Mr. Jeremy brings up some valuable and useful insights in regard to the Fourth Amendment, and the expectation of personal privacy when an individual is in a public space (link). I appreciate the time he took to do so. He is indeed correct that the courts have ruled that there is no legal presumption or expectation of privacy when you walk out your front door and into public areas. Indeed, you compromise your expectation of privacy even when you exit your home and go into your backyard.

“At the time it was adopted, the Fourth Amendment prohibited the government from entering into any home, warehouse, or place of business against the owner’s wishes to search for or to seize persons, papers, or effects, absent a specific warrant.” Public spaces are specifically not mentioned because they are not protected. https://lawreview.uchicago.edu/print-archive/original-fourth-amendment

But that does not confront or answer Mr. Rickman’s concern about the larger issue, which is the collection, storage, accessibility, and the ability to search the information that is recorded by the cameras. There is also the issue of the Counties lack of transparency in allowing and installing the cameras without public notice or input, but that is a subject unto itself.

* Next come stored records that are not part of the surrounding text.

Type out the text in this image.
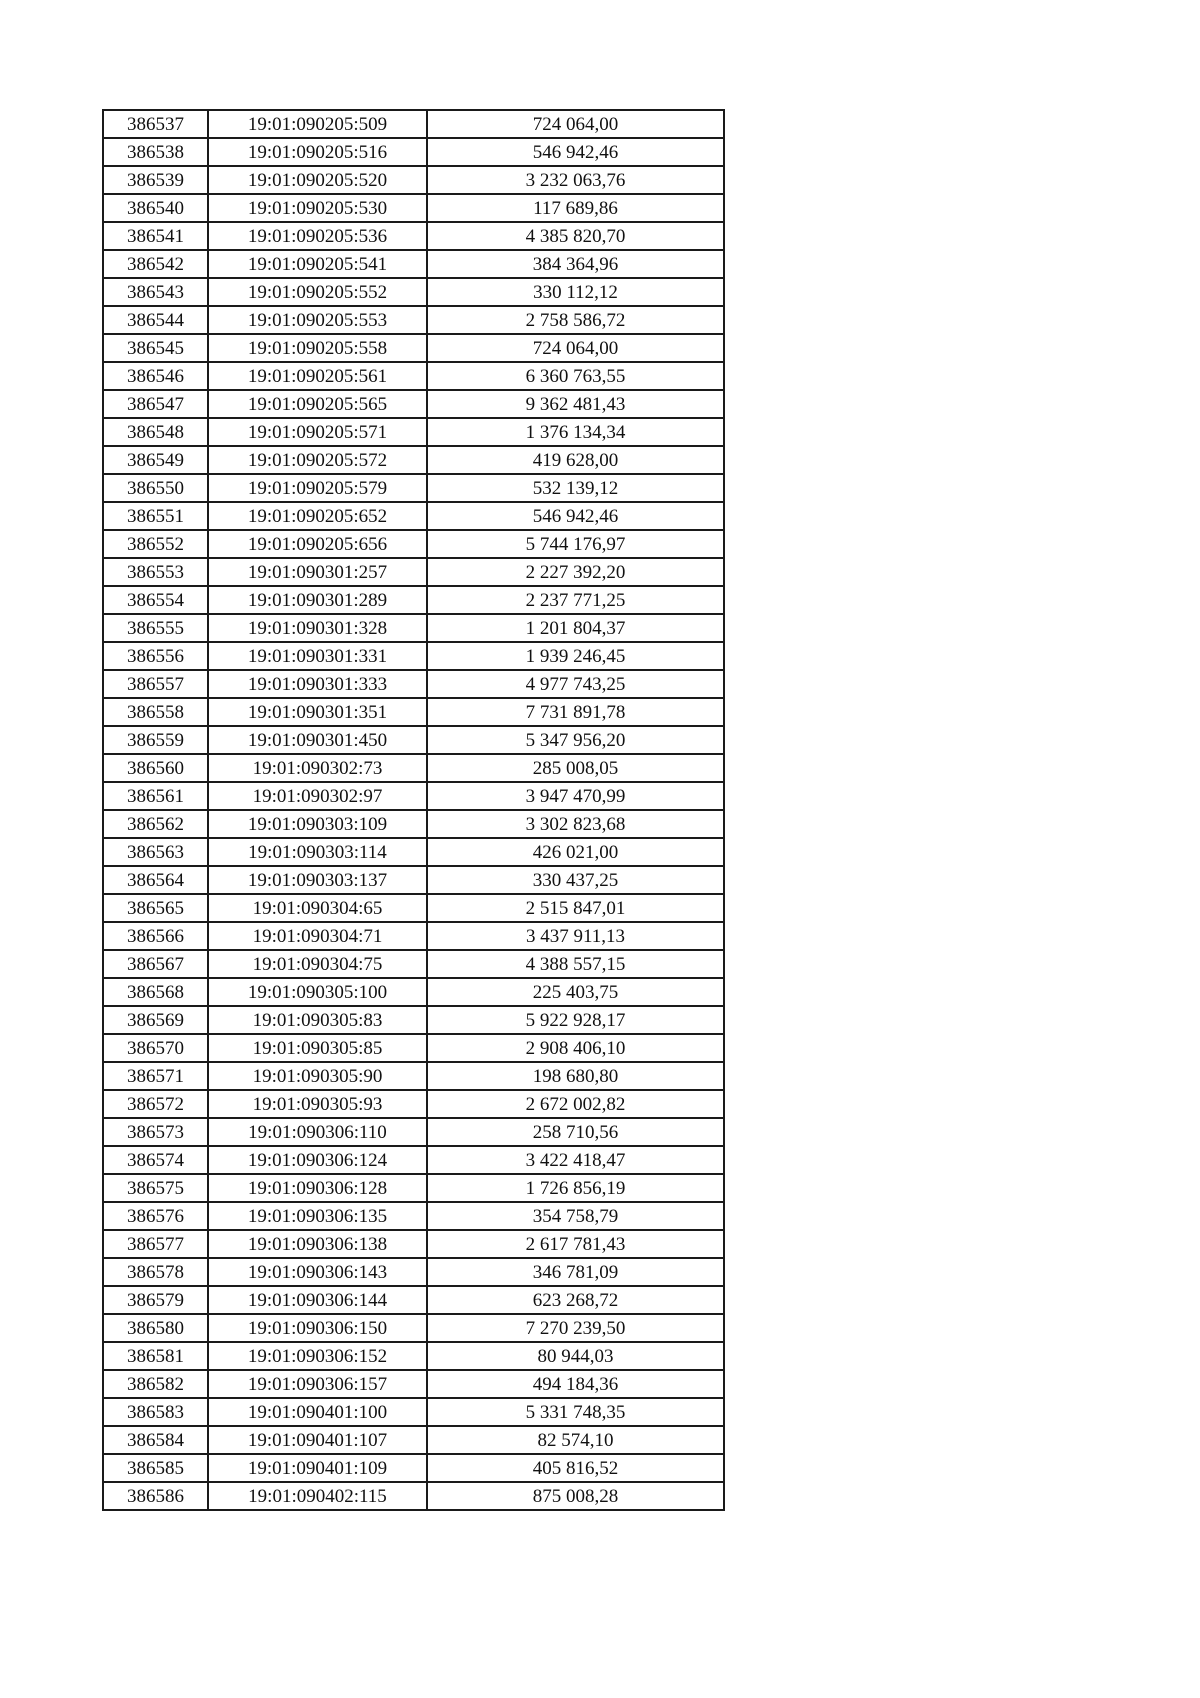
386537	19:01:090205:509	724 064,00
386538	19:01:090205:516	546 942,46
386539	19:01:090205:520	3 232 063,76
386540	19:01:090205:530	117 689,86
386541	19:01:090205:536	4 385 820,70
386542	19:01:090205:541	384 364,96
386543	19:01:090205:552	330 112,12
386544	19:01:090205:553	2 758 586,72
386545	19:01:090205:558	724 064,00
386546	19:01:090205:561	6 360 763,55
386547	19:01:090205:565	9 362 481,43
386548	19:01:090205:571	1 376 134,34
386549	19:01:090205:572	419 628,00
386550	19:01:090205:579	532 139,12
386551	19:01:090205:652	546 942,46
386552	19:01:090205:656	5 744 176,97
386553	19:01:090301:257	2 227 392,20
386554	19:01:090301:289	2 237 771,25
386555	19:01:090301:328	1 201 804,37
386556	19:01:090301:331	1 939 246,45
386557	19:01:090301:333	4 977 743,25
386558	19:01:090301:351	7 731 891,78
386559	19:01:090301:450	5 347 956,20
386560	19:01:090302:73	285 008,05
386561	19:01:090302:97	3 947 470,99
386562	19:01:090303:109	3 302 823,68
386563	19:01:090303:114	426 021,00
386564	19:01:090303:137	330 437,25
386565	19:01:090304:65	2 515 847,01
386566	19:01:090304:71	3 437 911,13
386567	19:01:090304:75	4 388 557,15
386568	19:01:090305:100	225 403,75
386569	19:01:090305:83	5 922 928,17
386570	19:01:090305:85	2 908 406,10
386571	19:01:090305:90	198 680,80
386572	19:01:090305:93	2 672 002,82
386573	19:01:090306:110	258 710,56
386574	19:01:090306:124	3 422 418,47
386575	19:01:090306:128	1 726 856,19
386576	19:01:090306:135	354 758,79
386577	19:01:090306:138	2 617 781,43
386578	19:01:090306:143	346 781,09
386579	19:01:090306:144	623 268,72
386580	19:01:090306:150	7 270 239,50
386581	19:01:090306:152	80 944,03
386582	19:01:090306:157	494 184,36
386583	19:01:090401:100	5 331 748,35
386584	19:01:090401:107	82 574,10
386585	19:01:090401:109	405 816,52
386586	19:01:090402:115	875 008,28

Mr. Jeremy points out that “Any person, at any time, anywhere,  can pull out their phone and record you, your vehicle and your license plate as you drive on a public road…”, and he is correct. But again, he stops short of the bigger issue. Taking a video of something, or someone, in public is a passive event, it exists only on the device that made the recording. That person could of course put the video on social media, but it is still not a searchable event in a centralized database. If local law enforcement was only doing a passive recording of vehicle traffic, and then if necessary, reviewing relevant footage, from specific locations, for a relevant time and day, for a specific event, then this would be a very different conversation. Doing so would keep all of the local information, local.

As these Flock cameras are now operating, they collect all data, about all travel, by all vehicles using all the roads (that have these cameras), and that information ultimately gets sent to a central database by the local agencies. As was revealed in a recent local NM newscast on KOAT, even if local agencies have protective privacy policies in place, once the data has been uploaded to Flock, those protective policies are stripped away.

The Fourth Amendment is clear about what it protects, personal, not public, privacy. To infer that, because the Fourth Amendment does not guarantee the legal presumption or expectation of privacy in a public place, that it then somehow does allow for the operation of a centralized repository for massive amounts of information about all travel on all public roads (that have these cameras), is a huge leap. One that needs to ultimately be determined by the courts, not by the lack of comment from the disinterested and disengaged collective voice of public opinion.

I don’t dispute Mr. Jeremy’s comment that the cameras can be useful and a big help to law enforcement. I have seen enough stories on the news that confirm his statement. However, neither our Constitution, or our Bill of Rights, contains a statement such as, “None of these Rights are that important, if it is going to make someone’s job more difficult.”

The big question that has to be addressed is whether the usefulness of the technology as it currently exists and is being used, is more important than keeping our personal data safe. Mr. Jeremy’s assurance that, “There are checks and balances. You have to become a registered user through a law enforcement agency. …” is naive. We routinely hear about, and receive notices in our mail, about databases that are constantly being hacked, resulting in our personal information being stolen. We read or hear stories in the news about bad actors that have access to database information, just like the Flock database, and use them for illegal purposes like stalking, retaliation, or as a “favor” to someone, etc. Anyone who tells you that your online data is fully protected and safe, is simply incorrect.